Der ganze Hype um die vertikal integrierten Manufakturen entstand erst in in den 90er Jahren .
Es hat bis dahin so gut wie niemand eigene Werke hergestellt .
PP hatte den Vorteil ,
durch Herrn Philippe eigene Kaliber herstellen zu können (aber nur für Taschenuhren)
und selbst damals griff man häufig auf Ebauches zurück ,
das war völlig normal .
Bei Armbanduhren hat PP erst Anfang der 30er ein erstes Manufakturwerk für die Ref.96 entwickelt. Die ersten 96er hatten aber noch ein Jaeger Ebauche.
Dennoch nutzte man bei PP größtenteils Rohwerke von Lemania , Valjoux,
Jaeger , Victorin Piguet etc...
Gehäuse , Zifferblätter oder Zeiger hat ohnehin niemand selbst gemacht .
Auf die Idee wäre auch niemand gekommen.
Wozu hat man denn Zulieferer ?
Ein kurzes Beispiel :
Die 2 historischen Fliegeruhren die PP gebaut hat und heute in deren Museum ausgestellt sind ,enthalten jeweils Jaeger Ebauches (die 2. sogar ein Jaeger ebauche welches zusätzlich von V.Piguet überarbeitet wurde ehe es bei Patek fertiggestellt wurde).
Die großen Häuser waren durch die Bank Etablisseure .
Bei ihnen liefen alle Fäden zusammen . Selbst viele berühmte Designs (Gehäuse & ZB) stammen in der Regel von Zulieferern .
Das legendäre Ur-Oystergehäuse ist von einem Zulieferer entwickelt worden ( C.R Spillmann, welcher Jahrzehnte später auch noch Daytona Gehäuse fertigte ).
Es ging damals viel weniger um Originalität als um Qualität .
Allein die Qualität der einzelnen Komponenten war maßgeblich.
PP , VC und co. hatten eben qualitativ besonders hochwertige ZB‘s , Gehäuse , Zeiger und möglichst hochwertige und fein finissierte Werke .
Und andere Hersteller boten eben eine ihrer jeweiligen Philosophie (und Preisklasse) gemäße Verarbeitung.
Nochmal zur heutigen Situation .
PP fertigt heute bei der Nautilus (bis auf die Zeiger) alles selber .
Dank eingekaufter Zulieferer (wie bei Rolex auch).

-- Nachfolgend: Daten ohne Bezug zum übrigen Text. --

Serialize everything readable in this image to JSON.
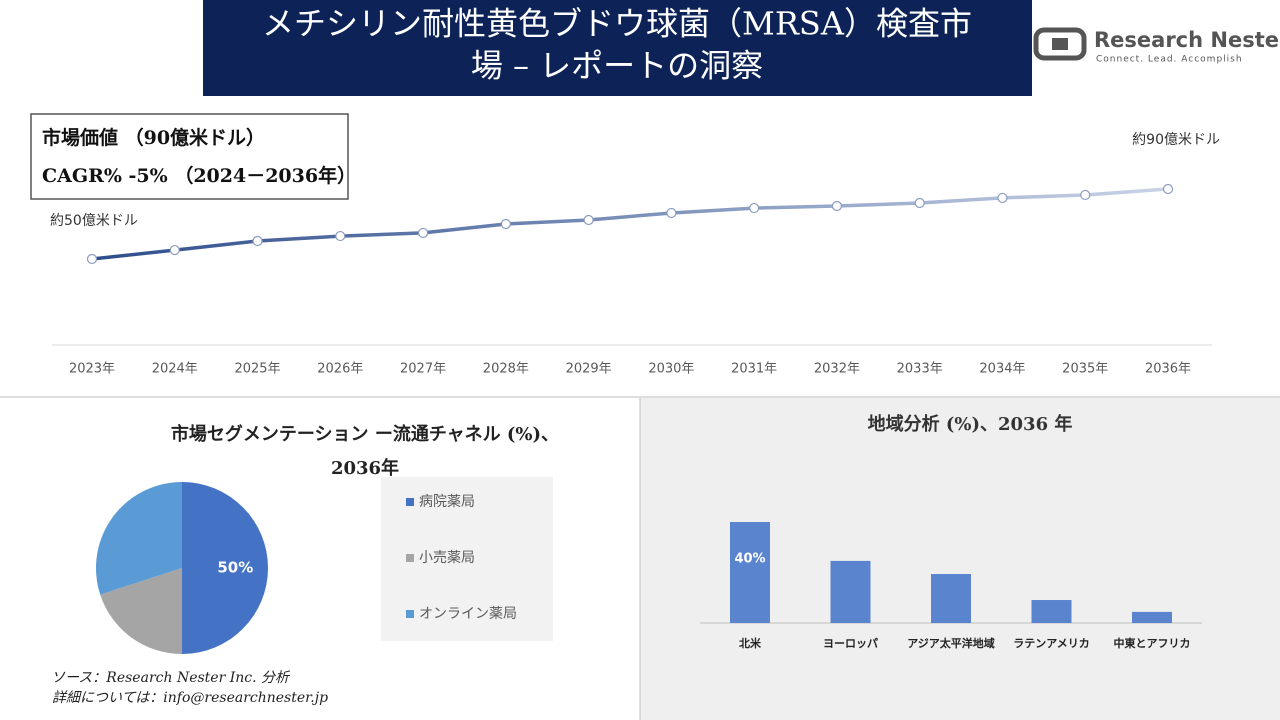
{
  "header": {
    "title_line1": "メチシリン耐性黄色ブドウ球菌（MRSA）検査市",
    "title_line2": "場 – レポートの洞察"
  },
  "logo": {
    "name": "Research Nester",
    "tagline": "Connect. Lead. Accomplish"
  },
  "info_box": {
    "market_value": "市場価値 （90億米ドル）",
    "cagr": "CAGR% -5% （2024－2036年）"
  },
  "chart_data": [
    {
      "type": "line",
      "categories": [
        "2023年",
        "2024年",
        "2025年",
        "2026年",
        "2027年",
        "2028年",
        "2029年",
        "2030年",
        "2031年",
        "2032年",
        "2033年",
        "2034年",
        "2035年",
        "2036年"
      ],
      "values": [
        50,
        55.1,
        60.3,
        63.1,
        64.9,
        70,
        72.3,
        76.3,
        79.1,
        80.3,
        82,
        84.9,
        86.6,
        90
      ],
      "colors": [
        "#2e4d8c",
        "#c8d3e6"
      ],
      "annotations": [
        "約50億米ドル",
        "約90億米ドル"
      ]
    },
    {
      "type": "pie",
      "title": "市場セグメンテーション ー流通チャネル (%)、2036年",
      "categories": [
        "病院薬局",
        "小売薬局",
        "オンライン薬局"
      ],
      "values": [
        50,
        20,
        30
      ],
      "value_labels": [
        "50%",
        null,
        null
      ],
      "colors": [
        "#4472c4",
        "#a5a5a5",
        "#5b9bd5"
      ]
    },
    {
      "type": "bar",
      "title": "地域分析 (%)、2036 年",
      "categories": [
        "北米",
        "ヨーロッパ",
        "アジア太平洋地域",
        "ラテンアメリカ",
        "中東とアフリカ"
      ],
      "values": [
        40,
        24.6,
        19.4,
        9.1,
        4.4
      ],
      "value_labels": [
        "40%",
        null,
        null,
        null,
        null
      ],
      "color": "#5b84cf"
    }
  ],
  "footer": {
    "source": "ソース：Research Nester Inc. 分析",
    "contact": "詳細については：info@researchnester.jp"
  }
}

PP‘s ZB Hersteller heißt Cadrans Flückiger . Flückiger wurde von Patek gekauft ist aber auch als Zulieferer für andere Marken tätig (100000 ZB‘s Jahresproduktion) .
Ein legendärer Zuliefer für Metallbänder war Gay Freres aus Genf .

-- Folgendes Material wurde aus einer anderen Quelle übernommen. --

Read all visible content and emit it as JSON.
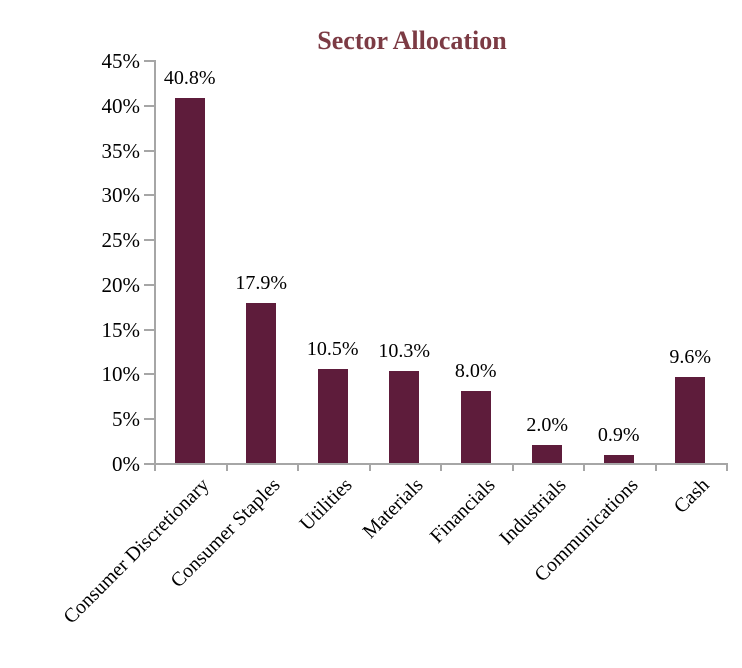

Die haben das Oysterband gestaltet und alle Bänder für Rolex gebaut . Nebenbei sind bei GF auch die allerersten RO und Nautilus Bänder gefertigt worden.

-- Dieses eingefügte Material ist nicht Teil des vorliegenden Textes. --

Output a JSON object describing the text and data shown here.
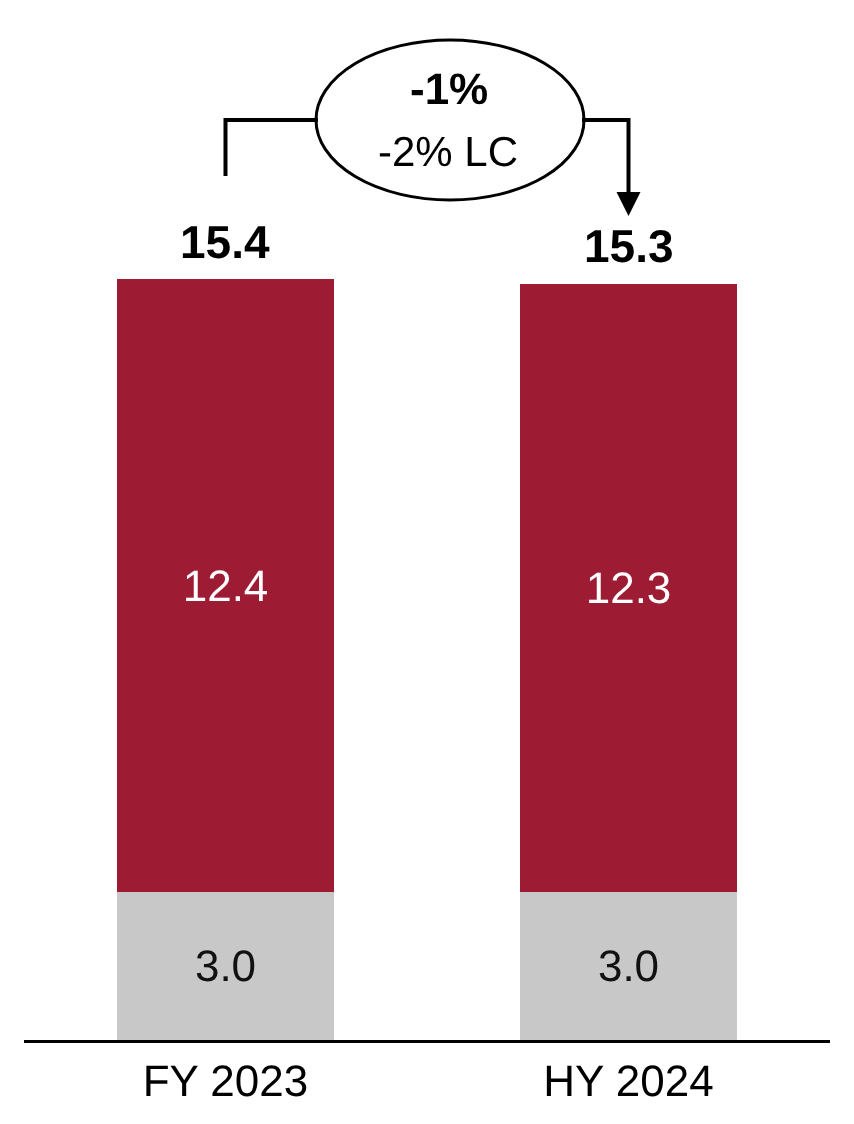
{
  "chart_data": {
    "type": "bar",
    "stacked": true,
    "categories": [
      "FY 2023",
      "HY 2024"
    ],
    "series": [
      {
        "color": "#c8c8c8",
        "values": [
          3.0,
          3.0
        ],
        "value_labels": [
          "3.0",
          "3.0"
        ]
      },
      {
        "color": "#9e1b34",
        "values": [
          12.4,
          12.3
        ],
        "value_labels": [
          "12.4",
          "12.3"
        ]
      }
    ],
    "totals": [
      "15.4",
      "15.3"
    ],
    "annotations": [
      "-1%",
      "-2% LC"
    ]
  }
}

GF wurde übrigens in den 90ern von Rolex integriert.
Bei L&S werden schon aus dem Grund keine Gehäuse gebaut , da die Anschaffung der benötigten Maschinen (aufgrund des geringen Ausstoßes) überhaupt nicht rentabel wäre .—- diese Aussage stammt von einem hohen Tier bei L&S—-
Das GO Blätter in Pforzheim fertigt weiß ich , aber diese ZB Manufaktur ist ähnlich Flückiger bei PP Eigentum von GO .
Letztlich bestimmt allein die Qualität der Komponenten und Verarbeitung darüber ob man eine Uhr als HH klassifizieren kann.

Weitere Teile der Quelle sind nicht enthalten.